А за ежом ежиха да ежата катятся, пыхтят, переваливаются…

– Карр ежи! – заорала ворона.

«Караул, вяжи!» – подумала лиса, да как спросонок вскочит, а ежи ее иголками в нос…

– Отрубили мой нос, смерть пришла, – ахнула лиса и – бежать.

Прыгнул на нее дятел и давай долбить лисе голову. А ворона вдогонку: «Карр».

С тех пор лиса больше в лес не ходила, не воровала.

Выжили душегуба.

Заяц

Летит по снегу поземка, метет сугроб на сугроб… На кургане поскрипывает сосна:

– Ох, ох, кости мои старые, ноченька-то разыгралась, ох, ох…

Под сосной, насторожив уши, сидит заяц.

– Что ты сидишь, – стонет сосна, – съест тебя волк, – убежал бы.

– Куда мне бежать, кругом бело, все кустики замело, есть нечего…

– А ты порой, поскреби.

– Нечего искать, – сказал заяц и опустил уши.

– Ох, старые глаза мои, – закряхтела сосна, – бежит кто-то, должно быть, волк, – волк и есть.

Заяц заметался.

– Спрячь меня, бабушка…

– Ох, ох, ну, прыгай в дупло, косой.

Прыгнул заяц в дупло, а волк подбегает и кричит сосне:

– Сказывай, старуха, где косой?

– Почем я знаю, разбойник, не стерегу я зайца, вон ветер как разгулялся, ох, ох…

Метнул волк серым хвостом, лег у корней, голову на лапы положил. А ветер свистит в сучьях, крепчает…

– Не вытерплю, не вытерплю, – скрипит сосна.

Снег гуще повалил, налетел лохматый буран, подхватил белые сугробы, кинул их на сосну.

Напружилась сосна, крякнула и сломалась… Серого волка, падая, до смерти зашибла…

Замело их бураном обоих. А заяц из дупла выскочил и запрыгал куда глаза глядят.

«Сирота я, – думал заяц, – была у меня бабушка-сосна, да и ту замело…»

И капали в снег пустяковые заячьи слезы.

Кот Васька

У Васьки-кота поломались от старости зубы, а ловить мышей большой был охотник Васька-кот.

Лежит целые дни на теплой печурке и думает – как бы зубы поправить…

И надумал, а надумавши, пошел к старой колдунье.

– Баушка, – замурлыкал кот, – приставь мне зубы, да острые, железные, костяные-то я давно обломал.

– Ладно, – говорит колдунья, – за это отдашь мне то, что поймаешь в первый раз.

Поклялся кот, взял железные зубы, побежал домой.
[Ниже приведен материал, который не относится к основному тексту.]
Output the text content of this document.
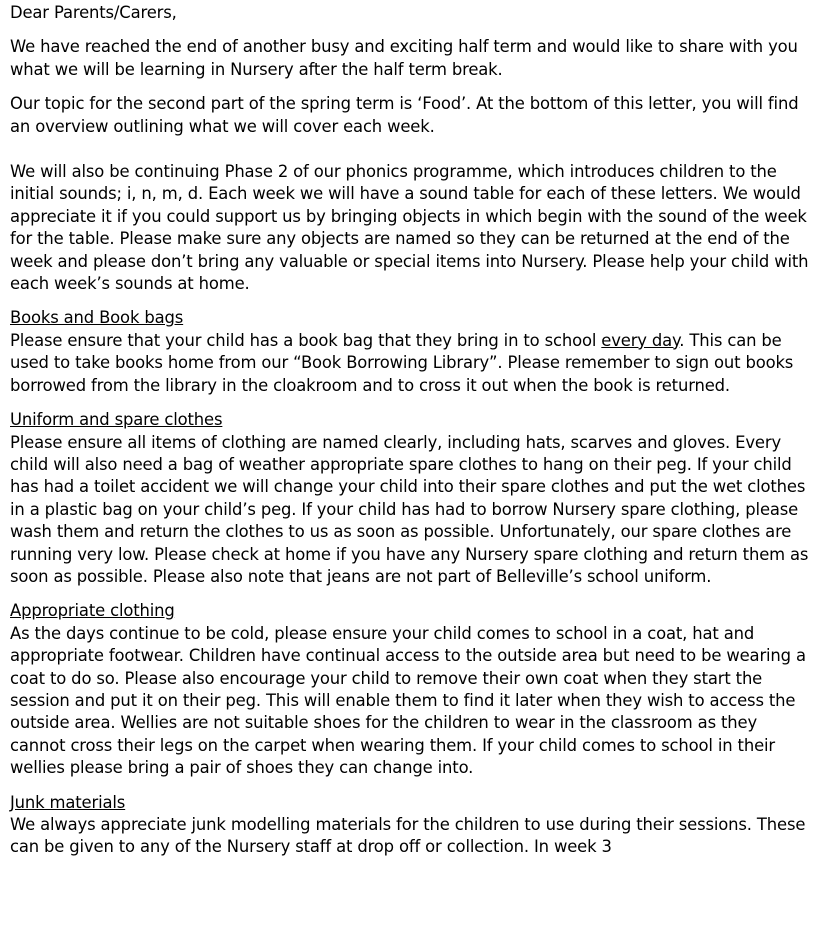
Dear Parents/Carers,

We have reached the end of another busy and exciting half term and would like to share with you what we will be learning in Nursery after the half term break.

Our topic for the second part of the spring term is ‘Food’. At the bottom of this letter, you will find an overview outlining what we will cover each week.

We will also be continuing Phase 2 of our phonics programme, which introduces children to the initial sounds; i, n, m, d. Each week we will have a sound table for each of these letters. We would appreciate it if you could support us by bringing objects in which begin with the sound of the week for the table. Please make sure any objects are named so they can be returned at the end of the week and please don’t bring any valuable or special items into Nursery. Please help your child with each week’s sounds at home.

Books and Book bags

Please ensure that your child has a book bag that they bring in to school every day. This can be used to take books home from our “Book Borrowing Library”. Please remember to sign out books borrowed from the library in the cloakroom and to cross it out when the book is returned.

Uniform and spare clothes

Please ensure all items of clothing are named clearly, including hats, scarves and gloves. Every child will also need a bag of weather appropriate spare clothes to hang on their peg. If your child has had a toilet accident we will change your child into their spare clothes and put the wet clothes in a plastic bag on your child’s peg. If your child has had to borrow Nursery spare clothing, please wash them and return the clothes to us as soon as possible. Unfortunately, our spare clothes are running very low. Please check at home if you have any Nursery spare clothing and return them as soon as possible. Please also note that jeans are not part of Belleville’s school uniform.

Appropriate clothing

As the days continue to be cold, please ensure your child comes to school in a coat, hat and appropriate footwear. Children have continual access to the outside area but need to be wearing a coat to do so. Please also encourage your child to remove their own coat when they start the session and put it on their peg. This will enable them to find it later when they wish to access the outside area. Wellies are not suitable shoes for the children to wear in the classroom as they cannot cross their legs on the carpet when wearing them. If your child comes to school in their wellies please bring a pair of shoes they can change into.

Junk materials

We always appreciate junk modelling materials for the children to use during their sessions. These can be given to any of the Nursery staff at drop off or collection. In week 3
Не терпится ему ночью, ходит по комнате, мышей вынюхивает.

Вдруг мелькнуло что-то, бросился кот, да, видно, промахнулся.

Пошел – опять метнулось.

«Погоди же!» – думает кот Васька, остановился, глаза скосил и поворачивается, да вдруг как прыгнет, завертелся волчком и ухватил железными зубами свой хвост.

Откуда ни возьмись явилась старая колдунья.

– Давай, – говорит, хвост по уговору.

Заурлыкал кот, замяукал, слезами облился. Делать нечего. Отдал хвост. И стал кот – куцый. Лежит целые дни на печурке и думает: «Пропади они, железные зубы, пропадом!»

Сова и кот

В дубовом дупле жила белая сова – лунь-птица, у совы было семь детенышей, семь родных сыновей.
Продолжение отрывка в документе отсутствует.